14La recherche historique moderne, qui apparut en un temps où la persécution était l’objet d’un faible souvenir plutôt que d’une expérience forte, a combattu ou même détruit une tendance antérieure à lire entre les lignes des grands écrivains, <ou>à attacher plus de poids à leur dessein fondamental qu’aux vues qu’ils répétaient le plus souvent. Toute tentative pour restaurer l’approche antérieure en cet âge d’historicisme est confrontée au problème des critères pour distinguer la lecture entre les lignes qui est légitime de celle qui est illégitime. S’il est vrai qu’il y a une corrélation nécessaire entre la persécution et le fait d’écrire entre les lignes, alors il y a un critère négatif nécessaire : le livre en question doit avoir été composé dans une époque de persécution, c’est-à-dire en un temps où une certaine orthodoxie, politique ou autre, était imposée par la loi ou la coutume.
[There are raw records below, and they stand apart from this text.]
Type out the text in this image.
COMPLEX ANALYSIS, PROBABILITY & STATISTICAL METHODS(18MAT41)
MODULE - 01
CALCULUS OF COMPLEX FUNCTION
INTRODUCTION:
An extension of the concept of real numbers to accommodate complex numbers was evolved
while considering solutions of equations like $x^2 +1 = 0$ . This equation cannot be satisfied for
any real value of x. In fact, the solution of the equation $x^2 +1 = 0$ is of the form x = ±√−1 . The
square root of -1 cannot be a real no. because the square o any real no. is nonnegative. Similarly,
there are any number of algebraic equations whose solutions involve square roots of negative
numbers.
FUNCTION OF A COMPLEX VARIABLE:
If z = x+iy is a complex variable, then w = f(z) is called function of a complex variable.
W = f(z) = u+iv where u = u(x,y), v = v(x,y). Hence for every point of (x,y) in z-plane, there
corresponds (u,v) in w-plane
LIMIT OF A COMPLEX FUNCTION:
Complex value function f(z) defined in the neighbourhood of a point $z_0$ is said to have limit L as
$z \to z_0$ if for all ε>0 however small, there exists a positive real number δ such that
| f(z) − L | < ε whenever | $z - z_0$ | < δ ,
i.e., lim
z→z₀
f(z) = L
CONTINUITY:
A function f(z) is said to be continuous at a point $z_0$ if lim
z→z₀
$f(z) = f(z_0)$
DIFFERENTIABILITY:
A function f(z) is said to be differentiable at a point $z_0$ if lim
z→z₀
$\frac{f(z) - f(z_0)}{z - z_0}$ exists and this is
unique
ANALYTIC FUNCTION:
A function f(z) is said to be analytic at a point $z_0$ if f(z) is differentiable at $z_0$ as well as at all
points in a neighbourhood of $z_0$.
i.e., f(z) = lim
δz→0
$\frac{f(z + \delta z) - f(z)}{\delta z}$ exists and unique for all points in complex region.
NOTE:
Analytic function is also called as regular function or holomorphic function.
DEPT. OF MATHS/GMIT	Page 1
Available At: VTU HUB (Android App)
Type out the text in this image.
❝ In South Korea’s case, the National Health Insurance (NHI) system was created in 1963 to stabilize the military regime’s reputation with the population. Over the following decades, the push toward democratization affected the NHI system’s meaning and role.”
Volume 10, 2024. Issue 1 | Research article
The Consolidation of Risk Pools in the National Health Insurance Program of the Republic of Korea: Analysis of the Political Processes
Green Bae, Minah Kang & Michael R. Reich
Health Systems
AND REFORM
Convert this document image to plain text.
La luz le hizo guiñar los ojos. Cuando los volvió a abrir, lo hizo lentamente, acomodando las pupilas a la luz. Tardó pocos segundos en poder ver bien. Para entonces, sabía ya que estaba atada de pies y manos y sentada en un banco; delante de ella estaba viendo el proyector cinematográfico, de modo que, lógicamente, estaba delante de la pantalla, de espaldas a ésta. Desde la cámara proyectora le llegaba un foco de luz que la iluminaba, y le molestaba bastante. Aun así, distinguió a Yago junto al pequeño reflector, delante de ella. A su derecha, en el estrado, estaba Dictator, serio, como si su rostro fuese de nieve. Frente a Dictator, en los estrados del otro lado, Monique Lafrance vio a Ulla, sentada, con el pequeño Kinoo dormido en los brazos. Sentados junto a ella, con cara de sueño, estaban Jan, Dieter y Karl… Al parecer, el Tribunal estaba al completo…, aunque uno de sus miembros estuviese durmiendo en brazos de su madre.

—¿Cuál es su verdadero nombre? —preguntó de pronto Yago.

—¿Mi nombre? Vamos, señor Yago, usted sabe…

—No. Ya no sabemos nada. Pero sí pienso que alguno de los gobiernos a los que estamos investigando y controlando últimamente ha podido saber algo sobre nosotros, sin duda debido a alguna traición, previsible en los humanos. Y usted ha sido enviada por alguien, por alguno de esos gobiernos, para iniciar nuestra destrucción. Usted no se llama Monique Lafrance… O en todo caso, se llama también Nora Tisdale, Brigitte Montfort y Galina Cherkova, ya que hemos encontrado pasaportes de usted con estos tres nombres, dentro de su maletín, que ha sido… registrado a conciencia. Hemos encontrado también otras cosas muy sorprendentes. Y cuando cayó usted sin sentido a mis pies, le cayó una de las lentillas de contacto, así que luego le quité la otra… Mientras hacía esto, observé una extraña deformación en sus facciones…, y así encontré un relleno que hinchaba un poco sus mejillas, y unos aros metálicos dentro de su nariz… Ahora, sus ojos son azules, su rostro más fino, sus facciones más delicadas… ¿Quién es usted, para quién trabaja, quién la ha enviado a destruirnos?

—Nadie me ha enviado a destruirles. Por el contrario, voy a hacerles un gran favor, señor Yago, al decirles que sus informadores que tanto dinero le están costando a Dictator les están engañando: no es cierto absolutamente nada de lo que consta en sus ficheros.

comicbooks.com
Le critère positif est celui-ci : si un écrivain capable, qui a l’esprit clair et une connaissance parfaite de la manière de voir orthodoxe et de toutes ses ramifications, contredit subrepticement et, pour ainsi dire, en [499] passant l’une des présuppositions ou conséquences nécessaires de celle-ci qu’il reconnaît explicitement et maintient partout ailleurs, nous pouvons raisonnablement soupçonner qu’il était opposé au système orthodoxe en tant que tel et... nous devons étudier à nouveau l’ensemble de son livre depuis le début, avec un soin beaucoup plus grand et beaucoup moins de naïveté que jamais auparavant. Dans certains cas, nous possédons même un témoignage explicite, prouvant que l’auteur a indiqué ses vues sur les sujets les plus importants seulement entre les lignes. De telles déclarations, cependant, ne surviennent habituellement pas dans la préface ou en un autre endroit très en évidence. Certaines d’entre elles ne peuvent même pas être remarquées, encore moins comprises, tant que nous nous bornons à la manière de voir la persécution et à l’attitude envers la liberté de parole et la franchise qui se sont répandues durant les trois cents dernières années.
III
15Le terme de persécution recouvre une variété de phénomènes, allant du type le plus cruel, tel que l’illustre l’Inquisition espagnole, au plus bénin, qui est l’ostracisme social. Entre ces deux extrêmes se trouvent les types qui ont le plus d’importance du point de vue de l’histoire littéraire ou intellectuelle. On trouve des exemples de ceux-ci dans l’Athènes des ve et ive siècles avant J.-C., dans certains pays musulmansn du haut Moyen Âge, dans la Hollande et l’Angleterre du xviiie siècle, et dans la France et l’Allemagne du xviiie siècle – toutes périodes relativement libérales. Mais un coup d’œil sur les biographies d’Anaxagore, Protagoras, Socrate, Platon, Xénophon, Aristote, Avicenne, Averroès, Maïmonide, Grotius, Descartes, Hobbes, Spinoza, Locke, Bayle, Wolff, Montesquieu, Voltaire, Rousseau, Lessing et Kant13, et même, dans certains cas, un coup d’œil sur les pages de titre de leurs livres, suffit pour voir qu’ ils ont été témoins ou ont souffert, durant au moins une partie de leur vie, d’un genre de persécution qui était plus tangible que [500] l’ostracisme social. Nous ne devrions pas non plus négliger le fait, insuffisamment souligné par toutes les autorités, que la persécution religieuse et la persécution de la libre recherche ne sont pas identiques. Il y a eu des époques et des pays dans lesquels tous les genres de cultes, ou du moins une grande variété de genres, étaient permis, mais pas la libre recherche14.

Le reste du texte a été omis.